Osmanlı tarihinde Kanûnî Sultan Süleyman dönemi büyük fetihler dönemiydi. Pirî Reis, 1523 yılında Rhodos gezisinde Osmanlı Donanmasına katıldı. 1525 yılında incelediği “Kitab-ı Bahriye” kitabını, sadrazam Pargalı Damat İbrahim Paşa'nın takdirini ve desteğini aldığında İbrahim Paşa aracılığıyla Kanûnî Sultan Süleyman'a sundu. 1526'da Mısır gezisinde rehberlik yaptı. 1526 yılına kadar Pirî Reis'in hayatı “Kitab-ı Bahriye” de izlenebilir. Pirî Reis, 1528'de birinciden daha kapsamlı olan ikinci bir dünya haritası çizdi. Barbaros Hayrettin Paşa, 1533'te Donanma Kuvvetleri Baş Amirali olduğunda Pirî Reis, Arka Amiral unvanını aldı. Sonraki yıllarda Güney Denizlerinde devlete hizmet etti. 1546'da Barbaros'un ölümünden sonra Pirî Reis Mısır Kaptanı (Hint Kaptanlığı olarak da bilinir) olarak görev yaptı. Umman Denizi, Kızıldeniz ve Basra Körfezi'ndeki hizmetleri sırasında yaşlandı. Son görevi, infazıyla sonuçlanan Mısır Kaptanlığıydı.

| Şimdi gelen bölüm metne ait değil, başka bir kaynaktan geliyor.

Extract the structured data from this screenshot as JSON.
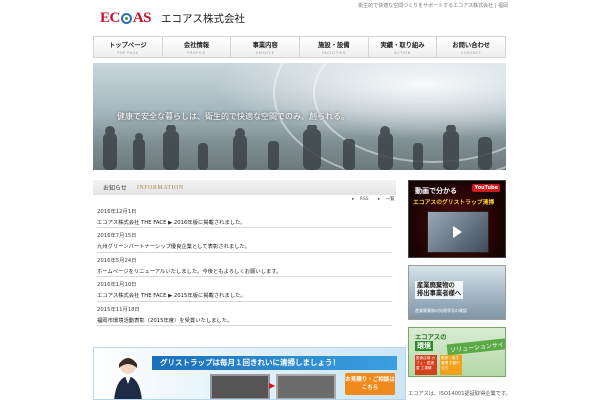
{
  "site": {
    "tagline": "衛生的で快適な空間づくりをサポートするエコアス株式会社 | 福岡",
    "logo_text_left": "EC",
    "logo_text_right": "AS",
    "company_name": "エコアス株式会社"
  },
  "nav": [
    {
      "jp": "トップページ",
      "en": "TOP PAGE"
    },
    {
      "jp": "会社情報",
      "en": "PROFILE"
    },
    {
      "jp": "事業内容",
      "en": "SERVICE"
    },
    {
      "jp": "施設・設備",
      "en": "FACILITIES"
    },
    {
      "jp": "実績・取り組み",
      "en": "ACTION"
    },
    {
      "jp": "お問い合わせ",
      "en": "CONTACT"
    }
  ],
  "hero": {
    "caption": "健康で安全な暮らしは、衛生的で快適な空間でのみ、創られる。"
  },
  "news": {
    "heading_jp": "お知らせ",
    "heading_en": "INFORMATION",
    "rss_label": "RSS",
    "list_label": "一覧",
    "items": [
      {
        "date": "2016年12月1日",
        "title": "エコアス株式会社 THE FACE ▶ 2016年版に掲載されました。"
      },
      {
        "date": "2016年7月15日",
        "title": "九州グリーンパートナーシップ優良企業として表彰されました。"
      },
      {
        "date": "2016年5月24日",
        "title": "ホームページをリニューアルいたしました。今後ともよろしくお願いします。"
      },
      {
        "date": "2016年1月10日",
        "title": "エコアス株式会社 THE FACE ▶ 2015年版に掲載されました。"
      },
      {
        "date": "2015年11月18日",
        "title": "福岡市環境活動表彰（2015年度）を受賞いたしました。"
      }
    ]
  },
  "banner_bottom": {
    "title": "グリストラップは毎月１回きれいに清掃しましょう！",
    "cta": "お見積り・ご相談はこちら"
  },
  "side_banners": {
    "video": {
      "line1": "動画で分かる",
      "line2": "エコアスのグリストラップ清掃",
      "badge": "YouTube"
    },
    "waste": {
      "line1": "産業廃棄物の",
      "line2": "排出事業者様へ",
      "sub": "産業廃棄物の処理状況の確認"
    },
    "env": {
      "line1": "エコアスの",
      "line2": "環境",
      "line3": "ソリューションサイト",
      "badge1": "飲食店様 カフェ・居酒屋 工場様",
      "badge2": "厨房・衛生管理 お困りの方"
    },
    "footer_text": "エコアスは、ISO14001認証取得企業です。"
  }
}
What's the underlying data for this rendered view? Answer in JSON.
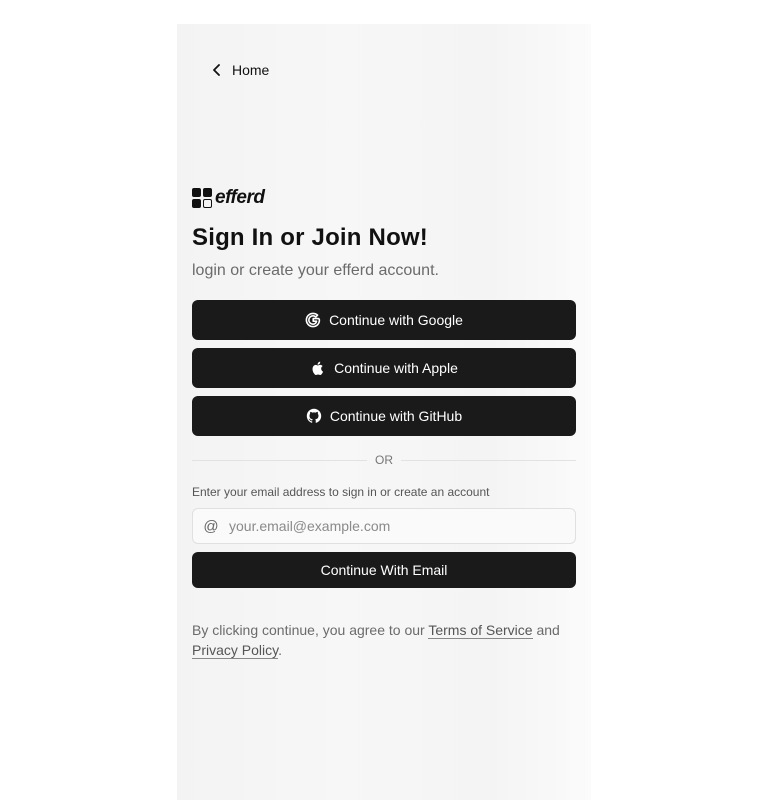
{
  "nav": {
    "home_label": "Home"
  },
  "brand": {
    "name": "efferd"
  },
  "heading": {
    "title": "Sign In or Join Now!",
    "subtitle": "login or create your efferd account."
  },
  "oauth": [
    {
      "label": "Continue with Google",
      "icon": "google-icon"
    },
    {
      "label": "Continue with Apple",
      "icon": "apple-icon"
    },
    {
      "label": "Continue with GitHub",
      "icon": "github-icon"
    }
  ],
  "divider": {
    "label": "OR"
  },
  "email": {
    "hint": "Enter your email address to sign in or create an account",
    "at_symbol": "@",
    "placeholder": "your.email@example.com",
    "value": "",
    "submit_label": "Continue With Email"
  },
  "legal": {
    "prefix": "By clicking continue, you agree to our ",
    "terms_label": "Terms of Service",
    "middle": " and",
    "privacy_label": "Privacy Policy",
    "suffix": "."
  },
  "colors": {
    "button_bg": "#1a1a1a",
    "panel_bg": "#f5f5f5",
    "muted_text": "#6b6b6b"
  }
}
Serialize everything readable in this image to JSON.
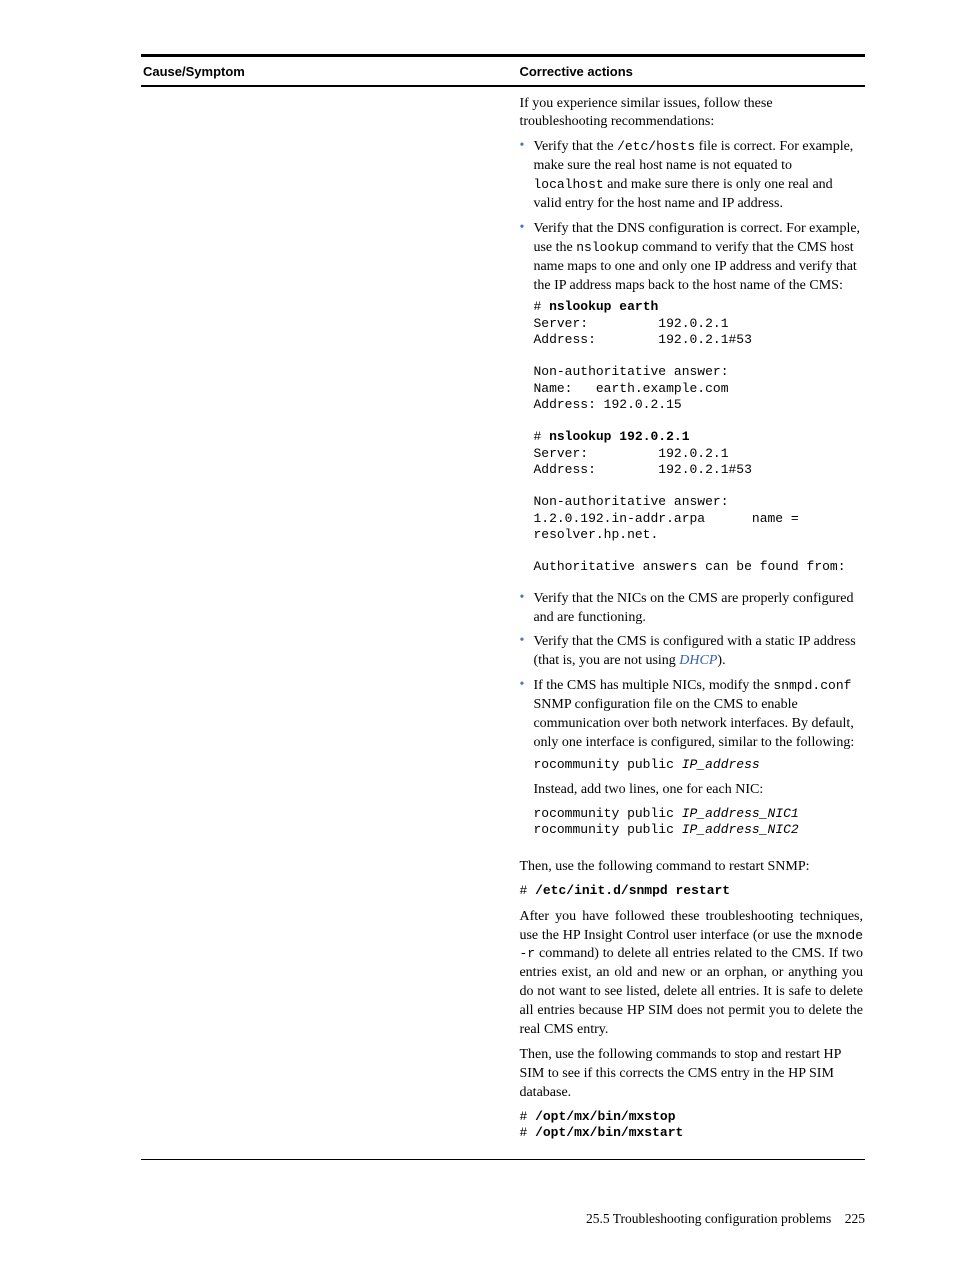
{
  "table_headers": {
    "left": "Cause/Symptom",
    "right": "Corrective actions"
  },
  "intro": {
    "lead": "If you experience similar issues, follow these troubleshooting recommendations:"
  },
  "bullets": {
    "b1_before": "Verify that the ",
    "b1_code1": "/etc/hosts",
    "b1_mid": " file is correct. For example, make sure the real host name is not equated to ",
    "b1_code2": "localhost",
    "b1_after": " and make sure there is only one real and valid entry for the host name and IP address.",
    "b2_before": "Verify that the DNS configuration is correct. For example, use the ",
    "b2_code1": "nslookup",
    "b2_after": " command to verify that the CMS host name maps to one and only one IP address and verify that the IP address maps back to the host name of the CMS:",
    "b3": "Verify that the NICs on the CMS are properly configured and are functioning.",
    "b4_before": "Verify that the CMS is configured with a static IP address (that is, you are not using ",
    "b4_link": "DHCP",
    "b4_after": ").",
    "b5_before": "If the CMS has multiple NICs, modify the ",
    "b5_code1": "snmpd.conf",
    "b5_after": " SNMP configuration file on the CMS to enable communication over both network interfaces. By default, only one interface is configured, similar to the following:",
    "b5_line_prefix": "rocommunity public ",
    "b5_line_ip": "IP_address",
    "b5_p2": "Instead, add two lines, one for each NIC:",
    "b5_line2_prefix": "rocommunity public ",
    "b5_line2_ip1": "IP_address_NIC1",
    "b5_line3_prefix": "rocommunity public ",
    "b5_line3_ip2": "IP_address_NIC2"
  },
  "console1": "# nslookup earth\nServer:         192.0.2.1\nAddress:        192.0.2.1#53\n\nNon-authoritative answer:\nName:   earth.example.com\nAddress: 192.0.2.15\n\n# nslookup 192.0.2.1\nServer:         192.0.2.1\nAddress:        192.0.2.1#53\n\nNon-authoritative answer:\n1.2.0.192.in-addr.arpa      name = \nresolver.hp.net.\n\nAuthoritative answers can be found from:",
  "console1_cmd1": "nslookup earth",
  "console1_cmd2": "nslookup 192.0.2.1",
  "after": {
    "p1": "Then, use the following command to restart SNMP:",
    "cmd1_hash": "# ",
    "cmd1_body": "/etc/init.d/snmpd restart",
    "p2_before": "After you have followed these troubleshooting techniques, use the HP Insight Control user interface (or use the ",
    "p2_code": "mxnode -r",
    "p2_after": " command) to delete all entries related to the CMS. If two entries exist, an old and new or an orphan, or anything you do not want to see listed, delete all entries. It is safe to delete all entries because HP SIM does not permit you to delete the real CMS entry.",
    "p3": "Then, use the following commands to stop and restart HP SIM to see if this corrects the CMS entry in the HP SIM database.",
    "cmd2_hash": "# ",
    "cmd2_body": "/opt/mx/bin/mxstop",
    "cmd3_hash": "# ",
    "cmd3_body": "/opt/mx/bin/mxstart"
  },
  "footer": {
    "section": "25.5 Troubleshooting configuration problems",
    "page": "225"
  }
}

Pirî Reis'in 1552'de otuz gemi ile Umman ve Farsça'ya yaptığı gezide Hürmüz Kalesi'ni kuşattı. Portekiz'den aldığı heyet üzerine kuşatmayı kaldırdı ve donanmasıyla birlikte Basra'ya döndü. Filoyu onarıma bırakarak, ganimet yüklü üç gemi ile Mısır'a döndü, ancak gemilerden biri yolda battı. Filoyu Basra'da terk etmek bir hata olarak kabul edildiğinden Mısır'da hapsedildi. Buna ek olarak, Basra Kubat Paşa valisinin Mısır valisi Mehmed Paşa'nın yağma ve siyasi hırslarından ve Kanactionnî Sultan Süleyman'ın emrinden istediği ifadeyi vermediği için padişah hakkında olumsuz bir rapor sunuldu. 1554 yılında başı kesilerek idam edildi. Öldüğünde 80 yaşında olan Pirî Reis'in zimmetine (miras) devlet tarafından el koyuldu. Hürrem Sultan'ın Pirî Reis'ün infazında rol oynadığını iddia eden bir söylenti var.
Hürrem Sultan'ın Pirî Reis ve Kemal Reis gemisi ile Kırım'dan İstanbul'a getirildiği iddia ediliyor. Pirî Reis'in dünya haritasının bir kısmı Topkapı Sarayı Harem'de bulundu. Hürrem Sultan'ın Pirî Reis'in başarısını önlemek ve parçaları Rusya'ya göndermek için dünya haritasını parçaladığı ve daha sonra Pirî Reis'i Kanûnî'yi ikna ederek idam ettiği iddia ediliyor. Adı Gelibolu'daki bir meydana verildi ve Pirî Reis Müzesi kuruldu.